In December 2019, he was diagnosed with pancreatic cancer.

As a leader of the Student Nonviolent Coordinating Committee, Lewis was a committed participant in some of the key moments of the movement — an original Freedom Rider in 1961, a principal speaker at the March on Washington in 1963, one of those brutally clubbed during a 1965 march in Selma, Ala. Through it all, he faced taunts, beatings and dozens of arrests.

“In the face of what John considered the evils of segregation, he was fearless,” said longtime SNCC activist Courtland Cox.

By his middle years, he was in Congress and sometimes referred to it as its “conscience.” Years later, he was a witness to the inauguration of Barack Obama, the first African American president.

“Generations from now,” Obama said when awarding him a Medal of Freedom in 2011, “when parents teach their children what is meant by courage, the story of John Lewis will come to mind — an American who knew that change could not wait for some other person or some other time; whose life is a lesson in the fierce urgency of now.”

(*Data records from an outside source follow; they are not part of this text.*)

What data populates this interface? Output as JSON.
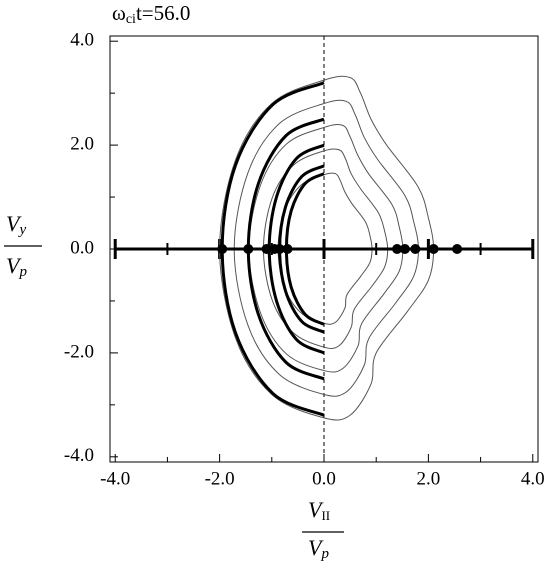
{
  "chart_data": {
    "type": "contour",
    "title": {
      "symbol": "ω",
      "subscript": "ci",
      "rest": "t=56.0"
    },
    "xlabel": {
      "numerator": {
        "main": "V",
        "sub": "II"
      },
      "denominator": {
        "main": "V",
        "sub": "p"
      }
    },
    "ylabel": {
      "numerator": {
        "main": "V",
        "sub": "y"
      },
      "denominator": {
        "main": "V",
        "sub": "p"
      }
    },
    "xlim": [
      -4.1,
      4.1
    ],
    "ylim": [
      -4.1,
      4.1
    ],
    "xticks": [
      {
        "value": -4,
        "label": "-4.0"
      },
      {
        "value": -2,
        "label": "-2.0"
      },
      {
        "value": 0,
        "label": "0.0"
      },
      {
        "value": 2,
        "label": "2.0"
      },
      {
        "value": 4,
        "label": "4.0"
      }
    ],
    "yticks": [
      {
        "value": -4,
        "label": "-4.0"
      },
      {
        "value": -2,
        "label": "-2.0"
      },
      {
        "value": 0,
        "label": "0.0"
      },
      {
        "value": 2,
        "label": "2.0"
      },
      {
        "value": 4,
        "label": "4.0"
      }
    ],
    "minor_ticks": [
      -3,
      -1,
      1,
      3
    ],
    "contour_color": "#555555",
    "arc_color": "#000000",
    "point_color": "#000000",
    "contours": [
      {
        "x": [
          0,
          0.5,
          0.7,
          0.9,
          1.2,
          1.8,
          2.0,
          2.1,
          2.0,
          1.6,
          1.0,
          0.9,
          0.5,
          0,
          -1.0,
          -1.7,
          -2.0,
          -1.7,
          -1.0
        ],
        "y": [
          3.25,
          3.3,
          3.0,
          2.5,
          2.0,
          1.2,
          0.6,
          0,
          -0.6,
          -1.2,
          -2.0,
          -2.6,
          -3.2,
          -3.25,
          -2.8,
          -1.7,
          0,
          1.7,
          2.8
        ]
      },
      {
        "x": [
          0,
          0.43,
          0.6,
          0.77,
          1.03,
          1.55,
          1.72,
          1.81,
          1.72,
          1.38,
          0.86,
          0.77,
          0.43,
          0,
          -0.86,
          -1.46,
          -1.72,
          -1.46,
          -0.86
        ],
        "y": [
          2.8,
          2.84,
          2.58,
          2.15,
          1.72,
          1.03,
          0.52,
          0,
          -0.52,
          -1.03,
          -1.72,
          -2.24,
          -2.75,
          -2.8,
          -2.41,
          -1.46,
          0,
          1.46,
          2.41
        ]
      },
      {
        "x": [
          0,
          0.36,
          0.5,
          0.65,
          0.86,
          1.3,
          1.44,
          1.51,
          1.44,
          1.15,
          0.72,
          0.65,
          0.36,
          0,
          -0.72,
          -1.22,
          -1.44,
          -1.22,
          -0.72
        ],
        "y": [
          2.34,
          2.38,
          2.16,
          1.8,
          1.44,
          0.86,
          0.43,
          0,
          -0.43,
          -0.86,
          -1.44,
          -1.87,
          -2.3,
          -2.34,
          -2.02,
          -1.22,
          0,
          1.22,
          2.02
        ]
      },
      {
        "x": [
          0,
          0.29,
          0.41,
          0.52,
          0.7,
          1.04,
          1.16,
          1.22,
          1.16,
          0.93,
          0.58,
          0.52,
          0.29,
          0,
          -0.58,
          -0.99,
          -1.16,
          -0.99,
          -0.58
        ],
        "y": [
          1.89,
          1.91,
          1.74,
          1.45,
          1.16,
          0.7,
          0.35,
          0,
          -0.35,
          -0.7,
          -1.16,
          -1.51,
          -1.86,
          -1.89,
          -1.62,
          -0.99,
          0,
          0.99,
          1.62
        ]
      },
      {
        "x": [
          0,
          0.22,
          0.31,
          0.4,
          0.53,
          0.79,
          0.88,
          0.92,
          0.88,
          0.7,
          0.44,
          0.4,
          0.22,
          0,
          -0.44,
          -0.75,
          -0.88,
          -0.75,
          -0.44
        ],
        "y": [
          1.43,
          1.45,
          1.32,
          1.1,
          0.88,
          0.53,
          0.26,
          0,
          -0.26,
          -0.53,
          -0.88,
          -1.14,
          -1.41,
          -1.43,
          -1.23,
          -0.75,
          0,
          0.75,
          1.23
        ]
      }
    ],
    "arcs": [
      {
        "x": [
          0,
          -0.98,
          -1.7,
          -1.95,
          -1.7,
          -0.98,
          0
        ],
        "y": [
          3.2,
          2.78,
          1.6,
          0,
          -1.6,
          -2.78,
          -3.2
        ]
      },
      {
        "x": [
          0,
          -0.73,
          -1.26,
          -1.45,
          -1.26,
          -0.73,
          0
        ],
        "y": [
          2.5,
          2.18,
          1.25,
          0,
          -1.25,
          -2.18,
          -2.5
        ]
      },
      {
        "x": [
          0,
          -0.53,
          -0.91,
          -1.05,
          -0.91,
          -0.53,
          0
        ],
        "y": [
          2.0,
          1.74,
          1.0,
          0,
          -1.0,
          -1.74,
          -2.0
        ]
      },
      {
        "x": [
          0,
          -0.43,
          -0.74,
          -0.85,
          -0.74,
          -0.43,
          0
        ],
        "y": [
          1.6,
          1.39,
          0.8,
          0,
          -0.8,
          -1.39,
          -1.6
        ]
      },
      {
        "x": [
          0,
          -0.36,
          -0.63,
          -0.72,
          -0.63,
          -0.36,
          0
        ],
        "y": [
          1.45,
          1.26,
          0.73,
          0,
          -0.73,
          -1.26,
          -1.45
        ]
      }
    ],
    "points": {
      "x": [
        -1.95,
        -1.45,
        -1.1,
        -0.95,
        -0.85,
        -0.7,
        1.4,
        1.55,
        1.75,
        2.1,
        2.55
      ],
      "y": [
        0,
        0,
        0,
        0,
        0,
        0,
        0,
        0,
        0,
        0,
        0
      ]
    }
  }
}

In 2017, he came under attack from Obama’s successor, Donald Trump. “All talk, talk, talk — no action or results,” Trump tweeted of Lewis as the two traded insults. Lewis subsequently invoked Trump to encourage his admirers: “Do not get lost in a sea of despair,” he tweeted in June 2018. “Be hopeful, be optimistic. Our struggle is not the struggle of a day, a week, a month, or a year, it is the struggle of a lifetime. Never, ever be afraid to make some noise and get in good trouble, necessary trouble.”

Through it all, the son of the deeply segregated Deep South had an outsize impact on public life.

“What we found, as we pushed our protests deeper into the heart of segregated society, was that our nonviolent actions were met with increasingly more violent responses.”